Music Features

Obsessions and Lamentations #9 - Hating Panic at the Disco Edition

Panic at the Disco’s Pretty. Odd. – Worst album of a generation?

I got this album last year after seeing some decent reviews on metacritic.com and favorable comparisons made to Sgt. Pepper, so I thought I’d give it a chance. I was probably thinking I was going to review it for the site, but something stopped me. It’s a little too late to be reviewing it now, but I have some things to say and this is my place to do it. I’m not sure if I hated Pretty. Odd. at first, but I know I didn’t like it much. Now I think it may be the worst album this generation of young bands has produced.

Oh, how it's been so long.
We're so sorry we've been gone.
We were busy writing songs for...

You don't have to worry 'cause we're still the same band.”

So begins this baroque-pop train wreck. And instantly the Sgt. Pepper comparisons seem apt, though on closer inspection we find that instead of introducing us to a fantastical, whimsical marching band, we find the guys apologizing for withholding their glorious presence from their worshipful fans, but promising that great things are in store because after all, “we’re still the same (awesome) band”. I don’t know about you, but as soon as I hear pompous drivel like that on a pop record I begin to lose the will to live. But that short, conceited introduction is just the beginning. Instantly, the band’s oversized ambition totally outstrips their songwriting chops, as instrumental flourish is piled on top of self-conscious chord change, and every cheap Beatle trick in the book is thrown in the air to land where it will. And that’s not all. Brendon Urie’s cloying, stylized vocals are the final nail in the coffin, and guarantee that any redeeming feature of a professionally performed set is ruined utterly. I know, I shouldn’t be expecting much from a band that started out covering Blink-182, but this one was hailed as some kind of minor masterpiece, and, ya know, hope springs eternal. 
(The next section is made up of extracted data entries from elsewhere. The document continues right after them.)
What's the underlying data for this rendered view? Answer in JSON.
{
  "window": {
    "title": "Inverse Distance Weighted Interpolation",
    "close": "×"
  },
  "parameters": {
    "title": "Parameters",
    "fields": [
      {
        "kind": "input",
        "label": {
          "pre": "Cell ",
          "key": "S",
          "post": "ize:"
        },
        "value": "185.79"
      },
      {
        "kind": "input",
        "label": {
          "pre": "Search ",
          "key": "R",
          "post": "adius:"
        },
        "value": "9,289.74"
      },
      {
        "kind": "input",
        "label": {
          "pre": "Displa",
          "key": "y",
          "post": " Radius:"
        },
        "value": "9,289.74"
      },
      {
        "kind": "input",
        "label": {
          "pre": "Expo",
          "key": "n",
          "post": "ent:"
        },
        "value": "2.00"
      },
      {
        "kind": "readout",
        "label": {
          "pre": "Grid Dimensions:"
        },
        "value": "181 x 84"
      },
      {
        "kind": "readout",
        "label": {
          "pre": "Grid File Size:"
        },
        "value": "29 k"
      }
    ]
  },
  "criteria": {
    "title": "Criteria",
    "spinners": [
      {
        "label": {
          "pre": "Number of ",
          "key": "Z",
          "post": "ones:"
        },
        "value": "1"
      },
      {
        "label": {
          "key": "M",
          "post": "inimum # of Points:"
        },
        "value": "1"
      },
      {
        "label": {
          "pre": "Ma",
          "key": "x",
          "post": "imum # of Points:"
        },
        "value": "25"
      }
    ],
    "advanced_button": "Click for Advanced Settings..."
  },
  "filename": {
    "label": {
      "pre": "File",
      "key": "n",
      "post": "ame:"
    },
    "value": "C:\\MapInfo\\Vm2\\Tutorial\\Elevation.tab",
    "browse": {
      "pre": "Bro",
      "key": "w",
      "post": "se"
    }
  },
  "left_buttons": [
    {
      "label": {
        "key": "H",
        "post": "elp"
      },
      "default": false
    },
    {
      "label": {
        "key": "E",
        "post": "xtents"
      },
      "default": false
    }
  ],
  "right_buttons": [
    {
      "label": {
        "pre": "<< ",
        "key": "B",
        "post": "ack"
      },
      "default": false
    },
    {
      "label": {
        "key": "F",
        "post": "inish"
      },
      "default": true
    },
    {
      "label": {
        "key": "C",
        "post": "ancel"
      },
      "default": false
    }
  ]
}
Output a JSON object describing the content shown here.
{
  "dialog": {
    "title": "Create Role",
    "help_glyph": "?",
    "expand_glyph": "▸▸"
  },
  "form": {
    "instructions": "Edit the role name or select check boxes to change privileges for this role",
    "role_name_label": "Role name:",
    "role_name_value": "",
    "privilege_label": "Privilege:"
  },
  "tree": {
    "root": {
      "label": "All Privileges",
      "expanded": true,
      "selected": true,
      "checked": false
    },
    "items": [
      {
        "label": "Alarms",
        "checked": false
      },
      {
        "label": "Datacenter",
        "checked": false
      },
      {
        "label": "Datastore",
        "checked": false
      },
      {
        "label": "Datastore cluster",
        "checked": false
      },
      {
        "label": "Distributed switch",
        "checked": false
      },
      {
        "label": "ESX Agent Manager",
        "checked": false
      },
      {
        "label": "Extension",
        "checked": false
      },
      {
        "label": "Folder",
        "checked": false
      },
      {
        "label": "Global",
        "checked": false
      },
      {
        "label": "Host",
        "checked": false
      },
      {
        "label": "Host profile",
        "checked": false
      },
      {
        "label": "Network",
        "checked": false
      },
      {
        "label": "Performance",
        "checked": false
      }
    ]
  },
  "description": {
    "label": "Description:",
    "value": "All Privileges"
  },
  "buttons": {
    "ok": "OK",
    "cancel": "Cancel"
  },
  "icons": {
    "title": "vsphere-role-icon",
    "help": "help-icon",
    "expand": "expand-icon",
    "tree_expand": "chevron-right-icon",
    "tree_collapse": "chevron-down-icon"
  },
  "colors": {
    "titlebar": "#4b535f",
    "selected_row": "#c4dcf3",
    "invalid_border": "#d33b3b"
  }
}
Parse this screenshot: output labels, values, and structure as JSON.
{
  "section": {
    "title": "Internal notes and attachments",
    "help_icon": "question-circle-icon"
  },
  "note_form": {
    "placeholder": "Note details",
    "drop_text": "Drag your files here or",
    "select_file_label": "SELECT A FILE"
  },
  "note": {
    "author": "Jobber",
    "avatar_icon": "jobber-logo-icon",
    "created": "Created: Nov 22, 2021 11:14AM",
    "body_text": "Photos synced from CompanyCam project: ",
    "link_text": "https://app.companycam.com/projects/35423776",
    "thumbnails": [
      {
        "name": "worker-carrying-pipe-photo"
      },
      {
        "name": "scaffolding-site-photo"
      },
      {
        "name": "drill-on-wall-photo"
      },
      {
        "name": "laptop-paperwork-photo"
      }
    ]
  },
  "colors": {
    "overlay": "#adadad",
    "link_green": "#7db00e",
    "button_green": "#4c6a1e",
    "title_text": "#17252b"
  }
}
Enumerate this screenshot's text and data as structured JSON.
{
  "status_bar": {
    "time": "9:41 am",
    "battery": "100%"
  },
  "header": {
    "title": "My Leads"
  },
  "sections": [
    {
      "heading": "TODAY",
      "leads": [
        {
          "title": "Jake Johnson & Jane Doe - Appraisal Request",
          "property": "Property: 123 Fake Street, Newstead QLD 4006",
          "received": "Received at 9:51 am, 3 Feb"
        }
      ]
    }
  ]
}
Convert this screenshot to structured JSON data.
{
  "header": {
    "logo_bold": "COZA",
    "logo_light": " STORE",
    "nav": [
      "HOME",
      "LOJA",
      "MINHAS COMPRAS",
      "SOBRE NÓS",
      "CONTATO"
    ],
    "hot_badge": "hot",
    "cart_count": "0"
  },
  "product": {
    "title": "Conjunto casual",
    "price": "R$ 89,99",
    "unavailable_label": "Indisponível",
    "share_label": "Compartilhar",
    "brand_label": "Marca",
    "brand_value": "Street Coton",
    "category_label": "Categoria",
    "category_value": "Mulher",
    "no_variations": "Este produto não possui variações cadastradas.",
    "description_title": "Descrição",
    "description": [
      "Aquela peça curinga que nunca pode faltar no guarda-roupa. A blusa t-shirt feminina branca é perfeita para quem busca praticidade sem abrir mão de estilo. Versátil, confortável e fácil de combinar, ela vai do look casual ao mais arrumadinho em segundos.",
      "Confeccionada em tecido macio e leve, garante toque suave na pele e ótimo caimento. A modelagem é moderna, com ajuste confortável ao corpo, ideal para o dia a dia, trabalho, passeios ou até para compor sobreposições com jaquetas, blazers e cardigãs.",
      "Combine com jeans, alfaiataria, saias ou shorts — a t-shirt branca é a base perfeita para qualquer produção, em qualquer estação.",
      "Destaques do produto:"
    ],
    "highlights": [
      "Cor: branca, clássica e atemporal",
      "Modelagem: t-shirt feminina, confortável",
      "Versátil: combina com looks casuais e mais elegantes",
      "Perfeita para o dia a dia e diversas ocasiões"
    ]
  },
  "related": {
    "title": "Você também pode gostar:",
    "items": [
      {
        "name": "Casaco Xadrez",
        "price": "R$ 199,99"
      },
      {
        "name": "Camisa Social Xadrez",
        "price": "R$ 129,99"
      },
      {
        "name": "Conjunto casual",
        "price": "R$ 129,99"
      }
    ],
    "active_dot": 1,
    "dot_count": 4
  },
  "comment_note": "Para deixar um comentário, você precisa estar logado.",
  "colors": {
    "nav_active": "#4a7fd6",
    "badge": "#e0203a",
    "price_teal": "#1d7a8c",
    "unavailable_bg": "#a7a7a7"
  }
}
The irony here is the thing that sets this apart from the usual awful music you hear on the radio is that the melodies and the tricks are so familiar that they are almost appealing. I think this is why so many reviewers initially fell for it. But repeated listens reveal them to be as gimmicky as the &$#$#@$% harpsichord tone that tinkles through She Had the World, accompanied of course by pizzicato strings for your listening pleasure. Oh, did I mention that “She” won the world “in a carnival”? There is so much awfulness to go around it’s hard to stay on track. It’s the overuse, nay abuse, of these gimmicks that really sets this record apart. Everywhere you turn, a precocious melody is lingering too long, a guitar is playing the same fill you’ve heard a trillion times before, a jaunty piano is begging to be dropped from a 10th story building, and orchestral instruments are filling every crack like bath caulk. The pieces are fine, but put them together without knowing when to stop and the whole is rendered completely incoherent. And so much time is spent imitating what a “baroque-pop masterpiece” is supposed to sound like that any genuine emotion invested in the performances never had a chance. The whole thing sounds not only fake, but empty. 

In short, I actively hate this album. I keep forgetting to take it off my iPod so when one of the songs pops up on shuffle while I’m driving, I’m tempted to drive into a ditch. They take a kind of music I love and drain it of all life and meaning and what is worse, the world outside my window seemed to take it in stride; a totally depressing and isolating thought. I’m listening to it again to write this feature and one phrase keeps popping into my head; Abyssus abyssum invocat.  The abyss calls forth the abyss.